Monday, May. 14, 1973

More Than 10 Billion Sold

By John Skow

SLEEPING BEAUTY by ROSS MACDONALD 271 pages. Knopf. $5.95.

Sneaky question for a book reviewer who complains that Ross Macdonald has written the same Lew Archer detective story 19 times in a row: "How do you know, O sage?"

Answer: I know because I read them.

Sneaky Question: You read them, I take it, in the line of professional duty?

A.: Well, I have to keep up . . .

S.Q.: That's very conscientious.

A.: All right, all right. I read Macdonald because I like him.

S.Q.: No more questions.

A.: Oh yes, there are . . .

For instance, is Archer entirely stable? We have only his word, after all, for the outlandish things that happen during his investigations. Is it really likely that practically every case a detective works on could hinge on a hideous crime committed a generation before, in the presence of a tiny child, who blocks the memory from his consciousness and thus, grown to adulthood, is a psychological time bomb? Wouldn't it be a good idea for Archer to see a shrink?

Another thing, isn't it about time for Macdonald to give Archer another raise? When he began gumshoeing, back in 1949, he made $50 a day, and now he charges $100. It's just not enough. Even if he cracks one case a week, he has to solve 40 cases a year just to make $20,000.

Figure that Archer gets hit on the head once every case. Sometimes it's more, sometimes less, but it must average out to at least that. Now that's not only a lot of punishment--Archer must be, what, 50-some?--it's a lot of hospital bills. No wonder he's broke all the time. In Sleeping Beauty he complains about money. He has just about enough to make the rent on his $200-a-month apartment, he says, and pay the office bills, and that's it. What's he going to live on when he retires?

Decay. All in character, of course. Archer is as much loser as winner. In his wash-and-wear slacks and sports jacket he shoulders resentfully among the heedless rich and the heedless young who are the villains of Macdonald's recurrent daydream, and ours. Roughly at first, then with a rough man's compassion, he rubs their noses in mortality, the loser's truth. See the proud millionaire grovel, as Archer spades up the moldering past! See the sneering teenager whine, as Archer lays bare the certain decay that lies ahead!
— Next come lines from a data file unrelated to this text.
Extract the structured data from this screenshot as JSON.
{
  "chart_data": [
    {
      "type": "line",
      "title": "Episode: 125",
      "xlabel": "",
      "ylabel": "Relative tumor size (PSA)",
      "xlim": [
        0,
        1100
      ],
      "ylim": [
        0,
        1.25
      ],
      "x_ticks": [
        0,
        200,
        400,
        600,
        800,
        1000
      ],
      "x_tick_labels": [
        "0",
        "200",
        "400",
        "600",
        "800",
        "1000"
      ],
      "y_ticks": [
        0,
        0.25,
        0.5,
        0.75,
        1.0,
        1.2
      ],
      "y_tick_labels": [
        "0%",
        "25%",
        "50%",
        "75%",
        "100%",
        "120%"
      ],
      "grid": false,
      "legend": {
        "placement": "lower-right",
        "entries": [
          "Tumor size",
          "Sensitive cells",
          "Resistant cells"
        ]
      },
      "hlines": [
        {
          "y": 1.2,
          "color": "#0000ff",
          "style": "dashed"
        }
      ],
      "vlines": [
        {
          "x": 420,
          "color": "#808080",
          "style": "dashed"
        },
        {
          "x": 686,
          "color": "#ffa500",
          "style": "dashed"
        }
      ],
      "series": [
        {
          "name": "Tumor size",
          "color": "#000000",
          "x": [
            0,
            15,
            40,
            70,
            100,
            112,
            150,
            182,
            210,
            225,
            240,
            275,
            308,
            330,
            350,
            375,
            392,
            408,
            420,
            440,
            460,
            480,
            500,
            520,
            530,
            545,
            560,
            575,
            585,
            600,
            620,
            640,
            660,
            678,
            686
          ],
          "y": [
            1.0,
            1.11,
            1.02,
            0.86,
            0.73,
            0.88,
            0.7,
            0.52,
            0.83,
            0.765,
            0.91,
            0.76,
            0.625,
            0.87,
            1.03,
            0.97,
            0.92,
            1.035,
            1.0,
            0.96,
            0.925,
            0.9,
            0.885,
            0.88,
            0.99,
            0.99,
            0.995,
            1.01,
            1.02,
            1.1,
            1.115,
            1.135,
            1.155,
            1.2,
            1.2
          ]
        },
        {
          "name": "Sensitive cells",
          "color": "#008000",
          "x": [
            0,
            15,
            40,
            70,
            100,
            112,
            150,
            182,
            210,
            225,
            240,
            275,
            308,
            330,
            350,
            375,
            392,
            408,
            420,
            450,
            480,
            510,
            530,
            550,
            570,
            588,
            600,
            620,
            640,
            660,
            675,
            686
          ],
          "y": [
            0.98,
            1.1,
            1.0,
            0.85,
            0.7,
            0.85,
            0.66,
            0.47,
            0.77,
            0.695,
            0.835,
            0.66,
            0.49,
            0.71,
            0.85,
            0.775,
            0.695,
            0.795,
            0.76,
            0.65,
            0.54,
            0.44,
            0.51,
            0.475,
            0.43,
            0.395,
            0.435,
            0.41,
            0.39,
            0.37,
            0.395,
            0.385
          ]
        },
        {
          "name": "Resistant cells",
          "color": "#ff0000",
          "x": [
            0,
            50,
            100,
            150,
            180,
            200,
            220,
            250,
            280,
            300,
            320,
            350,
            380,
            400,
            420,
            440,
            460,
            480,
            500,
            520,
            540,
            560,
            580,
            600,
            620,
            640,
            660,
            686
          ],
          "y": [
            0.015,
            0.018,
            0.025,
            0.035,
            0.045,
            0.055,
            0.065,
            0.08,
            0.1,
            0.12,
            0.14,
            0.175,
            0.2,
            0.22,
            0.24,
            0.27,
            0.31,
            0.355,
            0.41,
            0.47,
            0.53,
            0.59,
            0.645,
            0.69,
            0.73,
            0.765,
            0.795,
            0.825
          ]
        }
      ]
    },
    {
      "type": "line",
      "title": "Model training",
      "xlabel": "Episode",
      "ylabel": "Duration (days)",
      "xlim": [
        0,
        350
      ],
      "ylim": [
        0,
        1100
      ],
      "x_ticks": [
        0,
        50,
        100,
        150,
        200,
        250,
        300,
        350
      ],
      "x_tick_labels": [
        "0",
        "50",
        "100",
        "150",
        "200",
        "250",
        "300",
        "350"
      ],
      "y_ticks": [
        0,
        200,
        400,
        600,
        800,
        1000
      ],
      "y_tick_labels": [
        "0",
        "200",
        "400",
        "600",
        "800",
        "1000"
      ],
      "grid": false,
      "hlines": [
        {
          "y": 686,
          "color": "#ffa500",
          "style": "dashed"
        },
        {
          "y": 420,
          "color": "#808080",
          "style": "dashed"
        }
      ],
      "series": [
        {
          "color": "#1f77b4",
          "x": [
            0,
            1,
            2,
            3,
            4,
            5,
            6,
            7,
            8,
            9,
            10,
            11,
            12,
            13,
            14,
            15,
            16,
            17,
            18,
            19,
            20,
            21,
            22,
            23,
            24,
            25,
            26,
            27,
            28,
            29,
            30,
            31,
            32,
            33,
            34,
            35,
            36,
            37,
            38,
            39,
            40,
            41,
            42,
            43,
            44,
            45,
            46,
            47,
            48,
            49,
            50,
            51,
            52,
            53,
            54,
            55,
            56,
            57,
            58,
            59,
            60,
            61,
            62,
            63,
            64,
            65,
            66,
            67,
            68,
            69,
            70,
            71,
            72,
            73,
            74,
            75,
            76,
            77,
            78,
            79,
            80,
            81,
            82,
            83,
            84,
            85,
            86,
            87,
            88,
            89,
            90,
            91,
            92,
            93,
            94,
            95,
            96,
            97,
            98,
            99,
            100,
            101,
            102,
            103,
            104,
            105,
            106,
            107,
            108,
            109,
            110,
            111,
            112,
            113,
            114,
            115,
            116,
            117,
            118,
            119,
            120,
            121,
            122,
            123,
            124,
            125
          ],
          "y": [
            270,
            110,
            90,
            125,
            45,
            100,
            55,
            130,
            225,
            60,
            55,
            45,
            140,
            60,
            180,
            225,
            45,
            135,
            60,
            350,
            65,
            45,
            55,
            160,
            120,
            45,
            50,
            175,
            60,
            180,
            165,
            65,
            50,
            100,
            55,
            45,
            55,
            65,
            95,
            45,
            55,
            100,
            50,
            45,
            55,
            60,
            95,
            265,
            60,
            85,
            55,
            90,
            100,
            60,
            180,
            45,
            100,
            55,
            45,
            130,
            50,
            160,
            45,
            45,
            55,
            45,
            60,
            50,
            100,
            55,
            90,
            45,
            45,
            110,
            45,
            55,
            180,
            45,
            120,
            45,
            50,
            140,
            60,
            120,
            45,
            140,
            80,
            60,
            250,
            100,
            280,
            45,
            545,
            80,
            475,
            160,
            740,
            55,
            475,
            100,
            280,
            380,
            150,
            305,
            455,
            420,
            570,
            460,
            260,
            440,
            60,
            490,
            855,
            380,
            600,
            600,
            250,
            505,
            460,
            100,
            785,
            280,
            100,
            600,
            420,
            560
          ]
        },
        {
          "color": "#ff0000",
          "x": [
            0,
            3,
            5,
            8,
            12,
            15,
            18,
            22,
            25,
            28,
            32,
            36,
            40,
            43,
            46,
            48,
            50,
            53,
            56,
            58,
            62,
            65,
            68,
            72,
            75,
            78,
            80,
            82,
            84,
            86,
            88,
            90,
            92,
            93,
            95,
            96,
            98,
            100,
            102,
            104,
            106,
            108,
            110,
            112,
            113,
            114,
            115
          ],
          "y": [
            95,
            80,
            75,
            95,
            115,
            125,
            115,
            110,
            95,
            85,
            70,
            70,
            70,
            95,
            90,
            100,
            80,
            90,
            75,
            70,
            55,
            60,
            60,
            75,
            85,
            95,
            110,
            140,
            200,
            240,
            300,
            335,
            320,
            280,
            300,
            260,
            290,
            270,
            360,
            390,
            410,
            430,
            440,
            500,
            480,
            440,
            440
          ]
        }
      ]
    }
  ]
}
Add to these satisfactions an occasional confirmation of the law's venality, a whiff of burning plastic as Southern California chars at the edges, and Archer's own pleasurable disillusions, and--for the reader who is unyoung, unrich and undelighted--you have a fantasy very nearly worth 19 reruns. Archer's middle-aged tiredness is the necessary anchor in reality; the reader is not Billy Batson any more, and he will not believe Captain Marvel.

Still, there are signs that Ross Macdonald's durable whimsy is fading. Sleeping Beauty is a blurry effort, far less vivid than The Underground Man, the Archer thriller whose appearance two years ago caused the world of belles-lettres to proclaim the discovery of a new Dostoevsky. It is hard, a day after finishing the book, to remember its furniture: an oil spill off the California coast; the disappearance of a beautiful young woman; a narrow, evil, oil-rich family; a confused and possibly psychotic young man, and, yes, a murder seen by a child 25 years ago, who then spends several days alone with his mother's body.

At best, the writing is rechewed Macdonald. At worst, the words might have been bought by the carload from the Erie Stanley Gardner estate. The world of belles-lettres is subject to cyclical hysteria, some of it fairly predictable, and it seems likely that Ross Macdonald (whose new novel carries a wistfully belletristic dedication to Eudora Welty) will be sent back to the cellar, where nature has ordained that detective-story writers should work. Very well; Macdonald is not Dostoevsky. For some tastes he may not even be the best crime novelist named Macdonald now at work. (All those lowbrow fans of John D. Macdonald, please step forward.) He is an honest, talented craftsman, however, and his touch at its best is pleasantly wry. Heaven forfend that he should stop writing, down there in the cellar. But as for Archer, never mind that raise. It's time for him to marry a rich, pretty widow and retire.